I left a glowing review of this recipe on Tasty Kitchen–and for good reason.

What a perfect weeknight meal! It’s filling, quick and easy to make, super tasty, and healthy to boot (creamy without the cream). I served it with some goat cheese sprinkled on top, which was delicious. This recipe is awesome and everyone should make it immediately.

I was a little worried that since the texture of the soup is creamy it wouldn’t be interesting enough to have as a stand-alone dish. But I was wrong! I couldn’t get enough of this stuff, and continued to eat spoonfuls of it straight from the pot after finishing a bowl and a half of it for dinner. You can also serve it with some crostini, as the lovely author of the original recipe suggests.

Though great by itself, since the cilantro and lime flavors scream “Mexican!” to me, I couldn’t help envisioning that this would also be great alongside some tacos or enchiladas.


(Serves 5)

3 TBS olive oil
1 onion, chopped
6 cloves garlic, minced
3-15 oz cans cannellini beans, drained and rinsed
2 limes, zested and juiced
2 cups vegetable stock
1 bunch cilantro, chopped
Salt and pepper, to taste
Optional garnishes: cilantro, lime wedges, goat cheese, crostini

Here’s our humble assembly, which in under 30 minutes will be transformed into an addictive, filling soup.

Start out by chopping the onion and mincing the garlic.

Everything is going to be pureed at the end, so there’s no need for a pretty dice.

Heat the olive oil in a large pot or Dutch oven over medium high heat, add the onion and garlic and cook for 5 minutes, until softened.

While that’s cooking away, zest both the limes.

You’re probably tired of me extolling the virtues of my microplane zester, but bear with me one more time–it’s amazing. Zesting a lime on a regular box grater = danger untold. (i.e., the skin shaved off your knuckles as the citrusy acid burns the cut). With the microplane, zesting things is safer and easier. Just remember: Safety First, Safety Always. Thus endeth my small sermon.

Now, squeeze the living daylights out of those limes to extract every drop of juice.

Add the cannellini beans and lime zest to the pot . . .

. . . and cook for 2-3 more minutes, stirring occasionally.

You should have enough time at this juncture to give the cilantro a rough chop:

Set aside a little cilantro and maybe a wedge or two of lime to garnish the soup later.

And it’s back to the pot! Add the stock . . .

. . . the lime juice . . .

. . . and the cilantro.


Bring to a boil, then cover the pot and lower the heat.

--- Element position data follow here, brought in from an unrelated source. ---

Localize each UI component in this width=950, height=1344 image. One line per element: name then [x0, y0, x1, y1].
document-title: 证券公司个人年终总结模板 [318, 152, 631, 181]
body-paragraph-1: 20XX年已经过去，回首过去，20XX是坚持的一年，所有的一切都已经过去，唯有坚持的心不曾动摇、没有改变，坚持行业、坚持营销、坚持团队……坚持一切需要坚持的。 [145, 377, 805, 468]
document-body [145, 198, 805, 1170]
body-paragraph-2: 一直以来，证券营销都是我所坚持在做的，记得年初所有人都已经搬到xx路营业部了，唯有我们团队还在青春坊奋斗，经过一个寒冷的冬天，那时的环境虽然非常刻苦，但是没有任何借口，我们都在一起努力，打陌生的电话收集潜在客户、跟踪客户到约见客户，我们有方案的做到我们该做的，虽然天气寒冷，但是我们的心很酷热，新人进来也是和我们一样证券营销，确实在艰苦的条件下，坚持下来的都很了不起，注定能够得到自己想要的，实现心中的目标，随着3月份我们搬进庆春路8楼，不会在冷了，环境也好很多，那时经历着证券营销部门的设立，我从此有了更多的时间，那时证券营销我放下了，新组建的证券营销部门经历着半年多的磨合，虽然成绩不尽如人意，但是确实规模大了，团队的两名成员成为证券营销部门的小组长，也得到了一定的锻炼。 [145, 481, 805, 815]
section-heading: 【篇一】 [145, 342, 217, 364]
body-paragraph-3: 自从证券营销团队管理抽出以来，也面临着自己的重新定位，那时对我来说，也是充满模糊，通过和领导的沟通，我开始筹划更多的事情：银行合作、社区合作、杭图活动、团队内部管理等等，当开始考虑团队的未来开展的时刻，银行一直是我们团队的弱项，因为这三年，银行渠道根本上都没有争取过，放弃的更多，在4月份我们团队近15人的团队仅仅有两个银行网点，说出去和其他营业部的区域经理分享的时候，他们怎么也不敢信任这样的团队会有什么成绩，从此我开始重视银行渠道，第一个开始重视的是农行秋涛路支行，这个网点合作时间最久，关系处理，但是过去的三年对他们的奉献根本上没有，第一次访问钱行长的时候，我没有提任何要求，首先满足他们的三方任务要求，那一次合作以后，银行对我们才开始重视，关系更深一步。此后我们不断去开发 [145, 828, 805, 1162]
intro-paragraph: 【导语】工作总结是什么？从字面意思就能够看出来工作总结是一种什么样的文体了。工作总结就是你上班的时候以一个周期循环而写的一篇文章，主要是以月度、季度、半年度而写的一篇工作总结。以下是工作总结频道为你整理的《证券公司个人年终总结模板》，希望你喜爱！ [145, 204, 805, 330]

Simmer for 5 minutes. During those 5 minutes, please haphazardly toss bowls, spoons and napkins on the table and call it a ‘tablescape’ as you shout “Dinner in ffffiiiiiiive!”

Using an immersion blender, blend the soup until creamy.

Now give the soup a taste . . .

. . . and season it with salt and pepper until it’s to your liking.

Serve hot!

Oh yes.

There are so many choices for garnishing this soup. Personally, I really loved the goat cheese.

You could also do crumbled crackers.

It’s just so dang good, people.

I can’t wait to personally devour the leftovers.*

*As this post was written over a week ago, the leftovers are long gone. So please don’t go looking in my fridge for them, because if you do, you will only find heartache and despair.